This month, 18 motorcycle riders once again rode from Tasmania to Canberra, via the Spirit of Tasmania, to commemorate fallen comrades.
With the support and assistance of the Police Federation of Australia, a group of police, serving and retired, were brought together to develop Australia’s own memorial ride in 2010.
The aims of the ride are to highlight the positive image of police in the promotion of motorcycle safety and awareness, raise much-needed funds in support of their respective Police Legacies and to remember mates.
The riders, all serving or retired police, friends and family, many of whom have ridden every year since 2010, make the journey at their own cost primarily to honour those fathers, mothers, sons, daughters, friends and colleagues who have paid the ultimate sacrifice.
This pilgrimage begins from every state in Australia with some riders covering up to 10,000km on a round trip to pay their respects.
I have had the honour of riding in or attending most of these rides. This year Tasmania had its biggest contingent yet make the trip, joining more than 1800 riders on September 15 at the National Police Memorial in Australia’s capital.
This year, the hollowed-out Huon pine Tasmanian baton contained a parchment with the names of six historic additions to the wall.

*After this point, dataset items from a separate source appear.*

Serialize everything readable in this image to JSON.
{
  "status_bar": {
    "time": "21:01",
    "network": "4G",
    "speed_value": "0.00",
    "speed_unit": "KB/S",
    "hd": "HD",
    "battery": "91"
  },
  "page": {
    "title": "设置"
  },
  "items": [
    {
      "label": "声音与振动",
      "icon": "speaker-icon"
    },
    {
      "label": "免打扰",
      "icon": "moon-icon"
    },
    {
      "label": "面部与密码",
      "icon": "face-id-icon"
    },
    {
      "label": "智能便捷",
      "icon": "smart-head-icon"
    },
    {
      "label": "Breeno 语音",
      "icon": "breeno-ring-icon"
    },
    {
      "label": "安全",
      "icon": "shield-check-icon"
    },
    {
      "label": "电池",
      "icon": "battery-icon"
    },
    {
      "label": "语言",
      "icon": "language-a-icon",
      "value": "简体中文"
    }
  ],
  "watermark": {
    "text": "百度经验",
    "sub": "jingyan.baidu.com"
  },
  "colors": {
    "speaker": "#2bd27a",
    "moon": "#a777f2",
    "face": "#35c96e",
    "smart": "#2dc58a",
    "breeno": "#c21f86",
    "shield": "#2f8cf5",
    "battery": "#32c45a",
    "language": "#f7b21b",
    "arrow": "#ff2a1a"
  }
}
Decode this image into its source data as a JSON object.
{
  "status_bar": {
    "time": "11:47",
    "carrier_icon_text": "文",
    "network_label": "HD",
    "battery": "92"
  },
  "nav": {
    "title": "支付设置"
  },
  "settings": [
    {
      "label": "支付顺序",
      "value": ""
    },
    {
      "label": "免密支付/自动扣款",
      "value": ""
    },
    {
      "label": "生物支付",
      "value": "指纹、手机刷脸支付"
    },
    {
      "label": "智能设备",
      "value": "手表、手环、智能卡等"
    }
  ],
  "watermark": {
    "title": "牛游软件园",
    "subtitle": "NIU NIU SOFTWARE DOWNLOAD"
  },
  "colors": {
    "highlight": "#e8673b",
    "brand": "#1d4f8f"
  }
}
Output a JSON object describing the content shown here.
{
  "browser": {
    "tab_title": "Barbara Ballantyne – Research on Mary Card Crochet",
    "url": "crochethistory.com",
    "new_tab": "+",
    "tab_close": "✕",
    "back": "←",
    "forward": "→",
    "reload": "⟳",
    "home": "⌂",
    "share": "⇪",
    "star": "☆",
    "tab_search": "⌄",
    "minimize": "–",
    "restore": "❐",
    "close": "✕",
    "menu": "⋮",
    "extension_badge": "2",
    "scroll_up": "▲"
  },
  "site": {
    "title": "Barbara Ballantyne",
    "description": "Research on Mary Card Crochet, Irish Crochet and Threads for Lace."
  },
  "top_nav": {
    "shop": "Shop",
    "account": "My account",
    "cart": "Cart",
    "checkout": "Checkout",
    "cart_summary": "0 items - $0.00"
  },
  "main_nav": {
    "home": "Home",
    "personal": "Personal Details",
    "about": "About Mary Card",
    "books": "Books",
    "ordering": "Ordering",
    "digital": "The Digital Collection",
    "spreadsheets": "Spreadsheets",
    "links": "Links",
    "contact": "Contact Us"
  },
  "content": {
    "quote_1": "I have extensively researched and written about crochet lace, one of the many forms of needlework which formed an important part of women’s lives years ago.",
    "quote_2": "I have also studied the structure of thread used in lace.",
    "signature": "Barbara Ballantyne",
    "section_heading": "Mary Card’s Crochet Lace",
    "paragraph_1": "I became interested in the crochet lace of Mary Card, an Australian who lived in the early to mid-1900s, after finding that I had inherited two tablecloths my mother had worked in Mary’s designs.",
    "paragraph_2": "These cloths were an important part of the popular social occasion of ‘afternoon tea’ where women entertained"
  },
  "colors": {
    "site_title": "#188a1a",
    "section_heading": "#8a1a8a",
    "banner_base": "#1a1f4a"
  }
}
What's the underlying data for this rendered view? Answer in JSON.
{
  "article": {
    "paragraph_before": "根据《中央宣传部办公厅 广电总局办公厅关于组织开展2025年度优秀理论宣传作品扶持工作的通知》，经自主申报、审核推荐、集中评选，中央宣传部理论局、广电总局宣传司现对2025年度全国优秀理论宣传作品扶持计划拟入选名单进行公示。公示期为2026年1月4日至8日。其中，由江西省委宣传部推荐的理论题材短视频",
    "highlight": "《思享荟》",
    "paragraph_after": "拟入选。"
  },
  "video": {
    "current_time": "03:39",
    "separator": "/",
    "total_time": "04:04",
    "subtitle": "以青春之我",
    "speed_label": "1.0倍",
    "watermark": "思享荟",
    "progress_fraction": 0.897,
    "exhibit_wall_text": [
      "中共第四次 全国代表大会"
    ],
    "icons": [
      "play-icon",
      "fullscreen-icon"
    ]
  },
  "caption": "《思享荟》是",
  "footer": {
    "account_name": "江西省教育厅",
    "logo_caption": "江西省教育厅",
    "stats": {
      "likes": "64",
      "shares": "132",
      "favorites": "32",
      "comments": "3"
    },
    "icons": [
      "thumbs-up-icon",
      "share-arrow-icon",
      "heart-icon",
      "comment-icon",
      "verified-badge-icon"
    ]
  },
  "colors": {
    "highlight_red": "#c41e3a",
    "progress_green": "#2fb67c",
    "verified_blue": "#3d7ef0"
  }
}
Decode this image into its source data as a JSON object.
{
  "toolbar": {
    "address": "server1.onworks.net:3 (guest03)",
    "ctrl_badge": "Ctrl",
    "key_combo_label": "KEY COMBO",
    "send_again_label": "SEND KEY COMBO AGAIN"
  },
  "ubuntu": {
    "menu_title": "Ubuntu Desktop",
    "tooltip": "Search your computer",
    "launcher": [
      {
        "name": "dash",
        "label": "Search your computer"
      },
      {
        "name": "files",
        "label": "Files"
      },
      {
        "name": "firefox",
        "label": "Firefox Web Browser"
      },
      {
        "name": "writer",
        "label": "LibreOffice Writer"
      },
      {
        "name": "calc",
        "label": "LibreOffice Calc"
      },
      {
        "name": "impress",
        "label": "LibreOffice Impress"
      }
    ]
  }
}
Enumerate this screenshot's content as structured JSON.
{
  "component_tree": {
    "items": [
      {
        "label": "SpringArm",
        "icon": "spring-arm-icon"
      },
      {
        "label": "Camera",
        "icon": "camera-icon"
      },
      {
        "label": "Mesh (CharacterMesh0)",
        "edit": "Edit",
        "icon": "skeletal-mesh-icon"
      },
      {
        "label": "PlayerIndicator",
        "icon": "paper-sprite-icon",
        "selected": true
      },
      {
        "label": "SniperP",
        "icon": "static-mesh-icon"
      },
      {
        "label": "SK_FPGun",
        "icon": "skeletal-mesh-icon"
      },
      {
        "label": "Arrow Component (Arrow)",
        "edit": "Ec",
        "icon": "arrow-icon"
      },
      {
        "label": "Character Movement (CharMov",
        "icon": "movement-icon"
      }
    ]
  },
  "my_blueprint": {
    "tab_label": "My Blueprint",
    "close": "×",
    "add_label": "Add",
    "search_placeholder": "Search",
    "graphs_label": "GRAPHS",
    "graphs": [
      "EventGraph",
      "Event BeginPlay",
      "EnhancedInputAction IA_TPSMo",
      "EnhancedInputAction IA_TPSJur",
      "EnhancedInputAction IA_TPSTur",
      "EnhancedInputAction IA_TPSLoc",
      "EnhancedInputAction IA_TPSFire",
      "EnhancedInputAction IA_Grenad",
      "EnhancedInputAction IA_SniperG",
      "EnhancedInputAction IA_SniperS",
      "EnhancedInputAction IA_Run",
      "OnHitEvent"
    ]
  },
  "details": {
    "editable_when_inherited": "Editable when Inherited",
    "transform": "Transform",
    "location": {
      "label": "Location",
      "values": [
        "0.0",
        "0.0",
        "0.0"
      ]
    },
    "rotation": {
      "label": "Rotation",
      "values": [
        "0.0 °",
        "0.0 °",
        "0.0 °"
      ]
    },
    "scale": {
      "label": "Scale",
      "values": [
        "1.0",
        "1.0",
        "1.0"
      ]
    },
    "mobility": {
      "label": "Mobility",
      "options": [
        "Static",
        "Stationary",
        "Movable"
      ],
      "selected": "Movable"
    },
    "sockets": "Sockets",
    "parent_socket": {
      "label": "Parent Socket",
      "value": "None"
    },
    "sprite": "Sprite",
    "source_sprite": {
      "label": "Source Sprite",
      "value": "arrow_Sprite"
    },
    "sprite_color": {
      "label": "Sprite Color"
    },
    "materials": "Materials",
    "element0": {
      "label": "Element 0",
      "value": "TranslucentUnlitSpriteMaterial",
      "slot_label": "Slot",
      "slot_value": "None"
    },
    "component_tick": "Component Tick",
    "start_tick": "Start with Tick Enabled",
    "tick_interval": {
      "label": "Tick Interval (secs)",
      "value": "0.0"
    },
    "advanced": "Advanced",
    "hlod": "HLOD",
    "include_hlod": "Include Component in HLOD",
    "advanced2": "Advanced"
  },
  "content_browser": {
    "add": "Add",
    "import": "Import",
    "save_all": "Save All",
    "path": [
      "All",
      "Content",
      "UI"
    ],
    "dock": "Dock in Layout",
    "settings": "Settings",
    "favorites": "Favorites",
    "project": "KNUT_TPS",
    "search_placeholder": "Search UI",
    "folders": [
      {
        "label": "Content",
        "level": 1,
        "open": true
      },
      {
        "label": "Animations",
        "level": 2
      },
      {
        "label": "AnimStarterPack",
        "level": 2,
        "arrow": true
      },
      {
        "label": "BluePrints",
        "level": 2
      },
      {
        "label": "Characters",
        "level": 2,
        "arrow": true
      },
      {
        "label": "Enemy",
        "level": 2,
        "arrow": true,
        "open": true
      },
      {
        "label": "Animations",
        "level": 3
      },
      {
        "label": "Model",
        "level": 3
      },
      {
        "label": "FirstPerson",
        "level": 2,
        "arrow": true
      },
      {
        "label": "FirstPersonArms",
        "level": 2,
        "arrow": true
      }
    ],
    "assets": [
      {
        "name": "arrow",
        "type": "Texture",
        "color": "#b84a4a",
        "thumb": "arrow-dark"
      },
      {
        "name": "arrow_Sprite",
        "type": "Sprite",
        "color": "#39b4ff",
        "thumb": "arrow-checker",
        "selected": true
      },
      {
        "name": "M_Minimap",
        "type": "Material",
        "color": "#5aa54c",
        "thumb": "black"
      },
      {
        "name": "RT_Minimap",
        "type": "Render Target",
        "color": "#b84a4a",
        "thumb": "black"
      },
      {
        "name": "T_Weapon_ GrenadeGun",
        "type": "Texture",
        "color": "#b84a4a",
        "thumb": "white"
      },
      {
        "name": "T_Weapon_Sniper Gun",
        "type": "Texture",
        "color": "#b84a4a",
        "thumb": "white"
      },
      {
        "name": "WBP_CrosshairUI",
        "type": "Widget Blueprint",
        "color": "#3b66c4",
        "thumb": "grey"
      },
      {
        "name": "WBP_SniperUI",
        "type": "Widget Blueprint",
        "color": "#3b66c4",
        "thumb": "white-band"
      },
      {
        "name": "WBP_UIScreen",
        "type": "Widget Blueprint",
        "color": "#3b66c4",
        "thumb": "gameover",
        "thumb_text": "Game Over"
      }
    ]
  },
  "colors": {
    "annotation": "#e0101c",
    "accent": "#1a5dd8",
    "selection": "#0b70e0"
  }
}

The names were added yesterday, when we marked National Police Remembrance Day.
Sadly the West Australian baton this year contained the name of 1/C Constable Denis Green, killed on duty in December.
Tragically, this year a Victorian rider also lost his life on the Wall to Wall Ride. Detective Senior Sergeant Vic Kostiuk, who was riding with his son when the incident occurred, died at the scene after being struck by a vehicle. A very moving service was held for Vic before the official ceremony.
Policing is not an easy profession and is one that carries more pressure and risk than many others. Only those in the job and their families really understand.
You are never really off duty and the story of West Australian Senior Constable Stephanie Bochorsky is testament to that.
Last week in Canberra the first Police Bravery Awards were held and the deserving winner was Senior Constable Bochorsky who, while off duty, rescued two girls aged four and seven on the night their father poured petrol on them and set the four-year-old alight. Stephanie, off duty in pyjamas and socks, ran into the house to be confronted with the horrific sight of the small girl on fire and her sister being doused in petrol also.
Stephanie’s quick thinking and actions saved the lives of those two small girls. The journey to recovery for all involved will be a long one. Mental and physical damage was inflicted on this night. Stephanie was chosen from more than 60 nominations across the country.
The Police Federation of Australia, who sponsored the event, reported Stephanie as saying: “This honour was completely unexpected and I’m very humbled”.
Fighting off the offender, Stephanie removed the children from the house and cared for the severely injured young girl.
“I took an oath to serve and protect the community, on or off duty, uniform or not, 24/7.”
The first recipient of the now annual awards, Senior Constable Bochorsky believes that the value of recognition cannot be underestimated.
“These awards make you feel valued. It is nice to know that your actions are acknowledged and what you went through is validated.”
The award was presented by Home Affairs Minister Peter Dutton at a gala dinner at the National Museum of Australia and her bravery was acknowledged in parliament Question Time by the Prime Minister and Opposition Leader.
Sadly, Stephanie’s efforts don’t make headlines across the nation. Why is that? Is it due to society becoming desensitised to violence, which is increasing in its ferocity?
Or is it that the actions of police across the country and in particular Tasmania too often go unnoticed because “that’s their job”.
Tasmanian officers deal with volatile situations every day and make split-second decisions which could have a serious impact on them or the person they are dealing with.
Bravery takes many forms. An act of bravery, such as Stephanie’s, occurs without thought for what the personal consequences might be.
The scream of a mother who has witnessed her child set alight triggered Stephanie into action, acting on instinct and training.
The officers who entered the Lindt cafe did so in the very real belief that they might not survive. That too is bravery.
It is often said that police are running into danger while all others are running away. There is a difference between running into a situation, on duty, armed and with back-up and running into the unknown alone, off duty armed only with your wits and training. But both are acts of bravery.
Sadly, police attend these types of incidents every day somewhere in the world. They don’t all end well, for police or those directly involved.
The long-term effects of dealing with trauma is now being highly publicised. Not everyone can win a bravery award but everyone carries out acts of bravery. They just go unnoticed.
“Bravery is the capacity to perform properly even when scared half to death,” Omar N. Bradley said.
If you see your police on the street or they come to your house, simply say thank you. Thank you for doing what I don’t want to do, seeing what I don’t want to see, and going where I fear to go.
Gavin Cashion is acting president of the Police Association of Tasmania.